I love a freshly pressed and starched cotton shirt….  I love blue jeans… dark, faded, soft, crisp… I love jeans, period.

I love my funky glasses and I love my simple silver jewelry.

I also happen to love my darn skull shirts and this last one is why I’m bummed about my weight.  So unfair.  Yes… I could attempt to replace them but it wouldn’t be the same…

Anyway.  I am a peaceful, happy woman this morning.  I got my “tweet on” and I’ve blogged.  Now it’s time for waking my remaining two guys – small fry is off to gramma and grampa’s house.  Then it’s time for a hot cuppa tea and a busy day at the office.

life is good

Cheers!
moonfire

The Tipping Point

I can’t even begin to think how to blog this.  I’m at a point in my life where it may change drastically.  Will I look back on April 28th as that moment?  I don’t know.

I saw the hiring manager (KW) on campus today.  It was a nice surprise to see him.  He told me he’d be sending me a link for an assessment that I needed to complete – likes/dislikes profile type thing.

Later, I got a call from him that he’d sent the link and we chatted for a bit.  I thanked him again and told him that the meeting yesterday was an incredible experience for me.

So the assessment?  It was a personality profile.

I talked to my dad tonight – for about 45 minutes – and we talked about what all this means, how the timing is right, and how this is that moment for me to take that leap from the nest.  All the work… all the times when I questioned myself and wondered if I would EVER be a professional, or if I was destined to stay in positions that made me feel like I wasn’t living up to my full potential.

I am at a loss for words.  Those who know me would be shocked to hear me say it.  I don’t know what to say or write.  How do I convey the full impact of where I am at this moment.

I’ve worked front-line, support positions for most of the last 20 years.  I’ve learned a LOT.  I’ve studied.  I’ve experimented in labs… read… written… listened.

I HAVE paid my dues.  It is my time.  They may get the results of my personality test and decide I’m not for them.  I’m fine with that because I was brutally honest about who I am and what motivates me.  If I’m not a good fit, given who I am, then I don’t belong there.

That said… I believe I will be hearing positive news within a day or two.  My references are not only solid, but they are 100% backing me in my endeavors.  They will be impeccable.

I am at the tipping point – that moment when things are changed on a life scale.  The only thing that stuns me more than the fact that it’s happening is how out of the blue it happened.  I always thought I’d see it coming.  No.  I didn’t.  Apparently my time showed up in a quiet, sneaky way.  All the decisions I’ve made have been dead on and that includes working in my current spot.

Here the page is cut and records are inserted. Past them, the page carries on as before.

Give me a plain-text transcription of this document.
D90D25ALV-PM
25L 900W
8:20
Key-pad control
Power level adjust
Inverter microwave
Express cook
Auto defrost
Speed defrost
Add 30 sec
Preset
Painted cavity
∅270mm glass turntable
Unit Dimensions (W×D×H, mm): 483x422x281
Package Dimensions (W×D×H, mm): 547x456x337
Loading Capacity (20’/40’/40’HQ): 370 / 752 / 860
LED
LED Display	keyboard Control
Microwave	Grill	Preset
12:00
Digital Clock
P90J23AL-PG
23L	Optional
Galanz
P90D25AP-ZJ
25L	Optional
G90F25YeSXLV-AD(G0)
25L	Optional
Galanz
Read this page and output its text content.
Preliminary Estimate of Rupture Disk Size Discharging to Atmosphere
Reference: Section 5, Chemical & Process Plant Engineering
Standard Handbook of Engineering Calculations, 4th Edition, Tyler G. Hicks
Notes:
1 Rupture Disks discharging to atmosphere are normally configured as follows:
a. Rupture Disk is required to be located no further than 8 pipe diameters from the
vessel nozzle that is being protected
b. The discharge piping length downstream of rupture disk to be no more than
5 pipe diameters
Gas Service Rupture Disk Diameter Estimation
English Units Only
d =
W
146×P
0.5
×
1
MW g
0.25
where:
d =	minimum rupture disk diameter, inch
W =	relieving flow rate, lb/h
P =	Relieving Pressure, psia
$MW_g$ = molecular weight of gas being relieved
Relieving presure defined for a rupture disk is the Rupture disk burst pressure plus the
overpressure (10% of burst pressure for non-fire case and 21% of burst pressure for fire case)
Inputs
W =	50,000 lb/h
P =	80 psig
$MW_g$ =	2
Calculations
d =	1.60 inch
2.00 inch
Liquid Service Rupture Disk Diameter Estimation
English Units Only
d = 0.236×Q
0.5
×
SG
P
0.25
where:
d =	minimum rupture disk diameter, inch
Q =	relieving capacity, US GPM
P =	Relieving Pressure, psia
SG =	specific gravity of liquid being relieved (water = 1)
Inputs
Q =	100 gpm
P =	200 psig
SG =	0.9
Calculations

I need to go to bed right now, but I will document the sequence of events that had to happen in order to come to this place.  One different decision in the last while and it wouldn’t have happened.  Doesn’t that just make you wonder?

No matter the outcome – I am proud of myself and all that I have done in my life.  I will stop selling myself short and I am going to find a renewed sense of my confidence in who I am and what I have to offer.

Cheers to all who have been with me through the documentation of this journey.  I promise – I will be sharing what lies ahead.  Perhaps my story will resonate with another person out there… you just never know.